そういえば、小学生の頃も散々私裏切られたな。


思い出した。


『乃音乃音〜!今日一緒に遊ぼ?』


『あ、ごめ〜ん。別の人と遊ぶ約束しちゃった。』


先約は私。


乃音の親友は私。


私がいなきゃ乃音はひとりぼっちになる。


────はずだった。


『そこのタピオカが美味しくてねっ。今度一緒に行かない?』


『いいよ〜。いっつも仲良い私たち三人組で行こ!……美江はいらないよね。』


『うんいらない いらない〜。
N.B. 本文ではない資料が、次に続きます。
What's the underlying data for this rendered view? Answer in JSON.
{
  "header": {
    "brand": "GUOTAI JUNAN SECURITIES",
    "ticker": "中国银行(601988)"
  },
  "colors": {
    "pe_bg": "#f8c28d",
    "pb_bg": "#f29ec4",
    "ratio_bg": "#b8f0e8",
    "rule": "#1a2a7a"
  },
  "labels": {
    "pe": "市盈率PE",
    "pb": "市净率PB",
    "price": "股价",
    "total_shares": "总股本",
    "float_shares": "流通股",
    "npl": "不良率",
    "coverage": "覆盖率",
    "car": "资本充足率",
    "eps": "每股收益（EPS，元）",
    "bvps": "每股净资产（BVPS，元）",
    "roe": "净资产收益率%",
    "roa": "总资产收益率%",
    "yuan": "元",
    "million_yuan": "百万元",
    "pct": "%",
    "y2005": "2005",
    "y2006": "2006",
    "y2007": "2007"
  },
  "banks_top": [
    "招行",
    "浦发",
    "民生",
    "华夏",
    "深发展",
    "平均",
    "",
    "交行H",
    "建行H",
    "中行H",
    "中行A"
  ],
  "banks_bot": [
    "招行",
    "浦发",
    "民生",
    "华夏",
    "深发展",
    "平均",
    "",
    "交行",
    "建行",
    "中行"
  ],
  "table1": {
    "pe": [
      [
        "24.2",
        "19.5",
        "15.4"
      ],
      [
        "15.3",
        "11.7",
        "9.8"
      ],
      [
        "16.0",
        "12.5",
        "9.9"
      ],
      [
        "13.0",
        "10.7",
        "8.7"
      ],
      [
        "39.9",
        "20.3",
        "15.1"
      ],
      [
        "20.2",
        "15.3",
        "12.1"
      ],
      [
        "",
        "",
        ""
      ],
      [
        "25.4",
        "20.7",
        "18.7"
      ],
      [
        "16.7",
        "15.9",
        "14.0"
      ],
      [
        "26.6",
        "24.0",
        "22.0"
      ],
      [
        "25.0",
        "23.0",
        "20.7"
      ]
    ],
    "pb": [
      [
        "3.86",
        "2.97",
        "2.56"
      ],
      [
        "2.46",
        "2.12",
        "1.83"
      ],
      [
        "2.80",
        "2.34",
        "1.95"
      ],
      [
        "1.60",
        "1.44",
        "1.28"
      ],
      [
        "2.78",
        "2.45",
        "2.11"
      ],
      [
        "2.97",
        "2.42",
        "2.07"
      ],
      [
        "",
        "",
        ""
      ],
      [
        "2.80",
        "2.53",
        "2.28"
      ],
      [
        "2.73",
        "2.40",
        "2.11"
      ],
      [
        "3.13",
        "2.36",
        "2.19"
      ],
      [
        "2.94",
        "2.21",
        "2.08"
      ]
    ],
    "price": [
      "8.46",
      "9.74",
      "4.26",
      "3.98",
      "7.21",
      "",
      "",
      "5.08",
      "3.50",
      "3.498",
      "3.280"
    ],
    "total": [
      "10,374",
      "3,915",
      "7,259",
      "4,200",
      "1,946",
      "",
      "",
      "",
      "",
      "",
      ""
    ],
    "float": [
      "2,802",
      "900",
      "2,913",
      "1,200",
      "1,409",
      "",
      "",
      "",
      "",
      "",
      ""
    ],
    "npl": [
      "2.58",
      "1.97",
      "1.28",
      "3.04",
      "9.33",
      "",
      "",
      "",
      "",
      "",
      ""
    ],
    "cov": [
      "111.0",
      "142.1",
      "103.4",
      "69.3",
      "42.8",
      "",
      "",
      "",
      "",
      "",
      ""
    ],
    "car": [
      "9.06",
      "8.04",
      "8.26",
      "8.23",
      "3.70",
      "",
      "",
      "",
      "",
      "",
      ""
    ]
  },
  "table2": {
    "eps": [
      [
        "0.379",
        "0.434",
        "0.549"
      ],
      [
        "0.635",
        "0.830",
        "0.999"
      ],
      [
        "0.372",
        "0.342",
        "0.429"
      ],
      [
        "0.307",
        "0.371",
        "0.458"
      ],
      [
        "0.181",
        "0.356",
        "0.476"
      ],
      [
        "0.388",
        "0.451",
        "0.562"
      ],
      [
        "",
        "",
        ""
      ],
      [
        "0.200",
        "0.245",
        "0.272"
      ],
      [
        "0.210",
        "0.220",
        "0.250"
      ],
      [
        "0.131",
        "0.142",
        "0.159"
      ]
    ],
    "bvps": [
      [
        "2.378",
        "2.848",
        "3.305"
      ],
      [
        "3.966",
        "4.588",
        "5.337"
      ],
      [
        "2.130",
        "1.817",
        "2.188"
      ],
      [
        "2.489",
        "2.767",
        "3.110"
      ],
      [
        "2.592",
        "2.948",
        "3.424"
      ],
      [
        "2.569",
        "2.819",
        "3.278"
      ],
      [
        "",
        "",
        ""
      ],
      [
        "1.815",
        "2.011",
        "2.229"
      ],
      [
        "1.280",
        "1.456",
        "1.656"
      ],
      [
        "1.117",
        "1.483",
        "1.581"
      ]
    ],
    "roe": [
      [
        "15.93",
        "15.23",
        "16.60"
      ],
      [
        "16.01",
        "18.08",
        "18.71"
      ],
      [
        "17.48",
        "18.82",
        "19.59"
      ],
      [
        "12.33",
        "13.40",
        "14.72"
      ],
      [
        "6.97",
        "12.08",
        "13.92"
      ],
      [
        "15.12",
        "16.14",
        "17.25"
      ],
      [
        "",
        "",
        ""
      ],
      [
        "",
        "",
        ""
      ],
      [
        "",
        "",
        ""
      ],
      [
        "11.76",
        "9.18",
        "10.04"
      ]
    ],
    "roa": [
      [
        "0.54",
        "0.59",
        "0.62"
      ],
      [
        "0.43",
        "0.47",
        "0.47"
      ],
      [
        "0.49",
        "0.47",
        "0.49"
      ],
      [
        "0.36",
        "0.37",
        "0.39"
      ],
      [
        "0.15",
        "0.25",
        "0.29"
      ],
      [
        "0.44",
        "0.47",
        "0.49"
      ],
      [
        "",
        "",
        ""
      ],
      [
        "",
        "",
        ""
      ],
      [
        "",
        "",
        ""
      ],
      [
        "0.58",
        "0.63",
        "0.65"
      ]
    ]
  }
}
』


聞こえてたよ。


トイレで話してたこと。


私は個室に居た。


女子ってほんと怖い。


私が知らないところで普通に裏切られてる。


悪口を言われてる。


靴箱にゴミを入れられてる。


仲間外れにされてる。


私はあの時、経験したんだ。


人間って、あんまり信じない方がいいんだと。


でも中学3年生になってる私は。


そんなこと、当然忘れてた。


だからネットに没頭して、相手を簡単に信じて。


バカみたいだな。


自虐する笑みが思わず溢れる。


────でもね。


信じてた。


信じてたよ。


𝐋𝐞𝐧。


お願いだから────。


もう一度私に、チャンスをちょうだい?


生まれ変わらせて。


アカウント、消すから。


私は虚ろな瞳で、アカウント削除ボタンを押した。